Since 2005, there is a roost count carried out on the Balkans. The traditional census is organized and coordinated by BSPB in partnership with environmental organizations from Bulgaria, Greece, Serbia and Macedonia.  The twelfth consecutive census this year was held on Saturday, November 19, 2016 and was carried out in Bulgaria by 32 experts and volunteers from Rewilding Rhodopes Foundation and the Bulgarian Society for the Protection of Birds (BSPB).

Picture with all the participants in the annual monitoring.
Picture with all the participants in the annual monitoring.
Dobromir Dobrev / BSPB

The monitoring is usually carried out at the beginning of the winter season, when is the start of the vulture’s breeding season. It aims to determine the number and age structure of the species population living on the peninsula. We are still expecting census results for the rest of the Balkan countries – Greece, Serbia and Macedonia. Then the experts will be able to establish the status of the population in the region.

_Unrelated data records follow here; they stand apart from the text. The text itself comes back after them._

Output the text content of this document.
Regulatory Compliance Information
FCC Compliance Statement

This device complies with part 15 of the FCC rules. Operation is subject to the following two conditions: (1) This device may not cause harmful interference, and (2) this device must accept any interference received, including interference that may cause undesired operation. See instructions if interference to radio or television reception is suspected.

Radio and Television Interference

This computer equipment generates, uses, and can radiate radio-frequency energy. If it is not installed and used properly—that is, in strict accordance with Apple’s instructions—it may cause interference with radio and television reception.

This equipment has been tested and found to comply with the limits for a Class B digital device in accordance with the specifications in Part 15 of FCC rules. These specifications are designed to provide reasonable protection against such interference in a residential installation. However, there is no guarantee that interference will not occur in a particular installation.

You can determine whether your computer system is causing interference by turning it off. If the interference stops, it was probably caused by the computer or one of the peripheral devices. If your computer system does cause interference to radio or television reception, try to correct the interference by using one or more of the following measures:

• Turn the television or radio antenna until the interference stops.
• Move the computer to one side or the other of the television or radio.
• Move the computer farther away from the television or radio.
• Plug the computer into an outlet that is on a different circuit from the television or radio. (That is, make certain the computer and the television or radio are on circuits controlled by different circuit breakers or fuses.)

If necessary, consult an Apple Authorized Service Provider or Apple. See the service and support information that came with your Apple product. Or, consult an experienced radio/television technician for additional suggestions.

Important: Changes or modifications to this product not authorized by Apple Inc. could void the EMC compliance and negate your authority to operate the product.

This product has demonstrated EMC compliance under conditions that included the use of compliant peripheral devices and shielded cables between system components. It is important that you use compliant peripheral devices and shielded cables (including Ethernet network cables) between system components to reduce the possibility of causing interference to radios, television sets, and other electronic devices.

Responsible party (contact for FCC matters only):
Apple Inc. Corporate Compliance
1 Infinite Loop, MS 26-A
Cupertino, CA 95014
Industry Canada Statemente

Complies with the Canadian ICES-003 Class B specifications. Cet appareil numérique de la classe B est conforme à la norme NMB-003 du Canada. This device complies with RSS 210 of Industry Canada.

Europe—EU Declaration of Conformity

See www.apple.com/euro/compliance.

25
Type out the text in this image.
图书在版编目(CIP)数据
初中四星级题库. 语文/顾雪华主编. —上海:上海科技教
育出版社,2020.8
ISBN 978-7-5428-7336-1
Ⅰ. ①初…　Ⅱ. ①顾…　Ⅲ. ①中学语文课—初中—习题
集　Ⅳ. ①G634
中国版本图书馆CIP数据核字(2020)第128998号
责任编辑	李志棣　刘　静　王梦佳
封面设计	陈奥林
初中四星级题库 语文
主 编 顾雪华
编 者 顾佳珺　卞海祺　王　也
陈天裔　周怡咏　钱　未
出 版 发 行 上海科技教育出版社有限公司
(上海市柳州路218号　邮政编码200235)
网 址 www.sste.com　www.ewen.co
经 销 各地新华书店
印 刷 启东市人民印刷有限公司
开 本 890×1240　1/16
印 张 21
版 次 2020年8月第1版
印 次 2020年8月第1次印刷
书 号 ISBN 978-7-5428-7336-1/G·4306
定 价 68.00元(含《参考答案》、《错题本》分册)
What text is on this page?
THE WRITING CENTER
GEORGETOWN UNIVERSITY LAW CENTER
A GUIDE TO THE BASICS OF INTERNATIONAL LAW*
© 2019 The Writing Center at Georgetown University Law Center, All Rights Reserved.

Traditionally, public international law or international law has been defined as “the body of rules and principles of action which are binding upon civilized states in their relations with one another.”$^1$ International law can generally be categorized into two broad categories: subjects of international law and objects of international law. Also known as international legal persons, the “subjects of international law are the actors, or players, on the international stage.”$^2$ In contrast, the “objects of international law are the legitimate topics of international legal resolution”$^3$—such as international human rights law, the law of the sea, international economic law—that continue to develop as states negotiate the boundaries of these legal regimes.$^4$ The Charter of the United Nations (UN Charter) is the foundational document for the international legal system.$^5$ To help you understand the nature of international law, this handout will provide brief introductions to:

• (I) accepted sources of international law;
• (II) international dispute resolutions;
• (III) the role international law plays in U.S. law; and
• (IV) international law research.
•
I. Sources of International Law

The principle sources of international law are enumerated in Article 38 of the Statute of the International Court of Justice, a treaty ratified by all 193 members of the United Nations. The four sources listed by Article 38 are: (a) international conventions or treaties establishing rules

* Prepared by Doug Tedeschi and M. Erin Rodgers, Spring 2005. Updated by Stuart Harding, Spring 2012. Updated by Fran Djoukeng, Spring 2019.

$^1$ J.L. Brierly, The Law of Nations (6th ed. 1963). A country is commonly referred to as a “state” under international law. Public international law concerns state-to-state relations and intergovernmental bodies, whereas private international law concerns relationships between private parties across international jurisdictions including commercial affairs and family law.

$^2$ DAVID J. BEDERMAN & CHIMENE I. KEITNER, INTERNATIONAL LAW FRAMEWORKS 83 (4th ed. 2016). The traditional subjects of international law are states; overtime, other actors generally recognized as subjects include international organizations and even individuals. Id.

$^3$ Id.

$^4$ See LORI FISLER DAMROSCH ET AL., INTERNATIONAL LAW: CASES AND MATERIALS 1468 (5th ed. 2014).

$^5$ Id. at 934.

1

In Bulgaria, the annual monitoring also covers the Eastern Rhodopes, Stara Planina and Kresna Gorge. At some of the reintroduction sites, where other local NGOs work on the return of the species, an increase of the roosting vultures number was registered – a total of 123 roosting griffon vultures. This is a good increase as these places have seen 108 vultures last year.

The monitoring takes place in November – December, and the census is carried out within a single day. Teams are visiting all cliffs that have been identified as resting and breeding sites of the vultures. Every cliff face is monitored by one team from a minimum distance of 300 meters. Apart from the number and age of the vultures, the number of tagged individuals and their distinctive features – if present – are also noted. During the monitoring of vultures the number and age of other raptors sharing the cliffs for resting or roosting is also noted. The census starts in the early afternoon and ends a little bit after sunset. It spans over the whole period of daylight.